To put it simply, the MAIN
function in Huff serves as a way to handle function routing.
SimpleBank.huff
Putting everything above, we get:
// SimpleBank.Huff
// Interface
#define function increment() nonpayable returns () // 0xd09de08a
#define function setValue(uint256) nonpayable returns () // 0x55241077
#define function getValue() view returns (uint256) // 0x20965255
// Storage definitions
#define constant VALUE\_SLOT \= FREE\_STORAGE\_POINTER()
// Functions
#define macro INCREMENT() \= takes (0) returns (0) {
\[VALUE\_SLOT\] // \[0\]
sload // \[var\_value\]
0x01 // \[0x01, var\_value\]
add // \[var\_value++\]
\[VALUE\_SLOT\] // \[0\]
sstore // \[\]; stores updated value
stop
}
#define macro SET\_VALUE() \= takes (0) returns (0) {
0x04 // \[0x04\]
calldataload // \[value\]
\[VALUE\_SLOT\] // \[value\_slot, value\]
sstore
stop
}
#define macro GET\_VALUE() \= takes (0) returns (0) {
\[VALUE\_SLOT\] // \[0\]
sload // \[var\_value\]
0x00 // \[0x00, var\_value\]
mstore // \[\]; stores var\_value into memory location 0x0
0x20 // \[0x20\]
0x00 // \[0x00, 0x20\]
return
}
#define macro MAIN() \= takes (0) returns (0) {
// Load the function selector
pc calldataload 0xE0 shr // \[sig\]
dup1 \_\_FUNC\_SIG(increment) eq increment jumpi
dup1 \_\_FUNC\_SIG(getValue) eq getValue jumpi
dup1 \_\_FUNC\_SIG(setValue) eq setValue jumpi
getValue:
GET\_VALUE()
setValue:
SET\_VALUE()
increment:
INCREMENT()
}
We can now compile it and get the runtime bytecode via -r
huffc SimpleBank.huff \-r
Which yields us the runtime bytecode
583560e01c8063d09de08a1461003a57806320965255146100265780635524107714610032575b60005460005260206000f35b600435600055005b60005460010160005560206000f3
Testing SimpleBank
A handy tool that I've been using to test low level bytecode is evm.codes.

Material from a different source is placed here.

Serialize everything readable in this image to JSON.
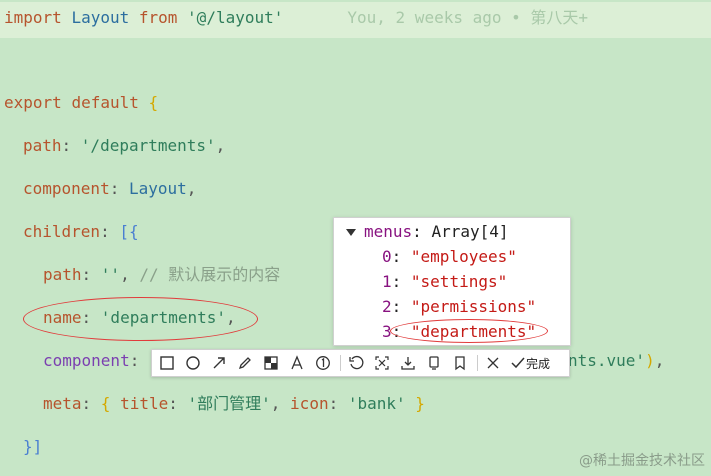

Pasting the bytecode into the playground and running the getValue()
function signature (0x20965255
) we can see that our return value is 0
. This is expected as we haven't initialized the value yet.
We can then call the increment()
function (0xd09de08a
) to increment the stored value, and we can see that the storage slot 0x00
now has a value of 0x01
If we were to run getValue()
again, we can see that the return value is now 0x01
! Just as expected.
Lets try the setValue(uint256)
function. We will set the value to 256
. Encoded properly the calldata will be:
0x552410770000000000000000000000000000000000000000000000000000000000000100
You can do so with the help of this handy tool from hashex.
And if we were to run it in the playground, we can see in the storage section that slot 0
now has a value of 0x100
(256), which is what we expect.
Conclusion
Huff is like a double-edged sword: It allows you to get as close to pure EVM bytecode as possible, but if you don't know what you're doing, you can easily shoot your foot off.
The benefits it provides for extreme code optimization are unparalleled, which comes at the expense of the lack of modern abstractions (such as for loops).
Ultimately, it's an extremely useful tool to have at your tool belt, just like how you shouldn't use a hammer for every occasion, you shouldn't use Huff for every problem.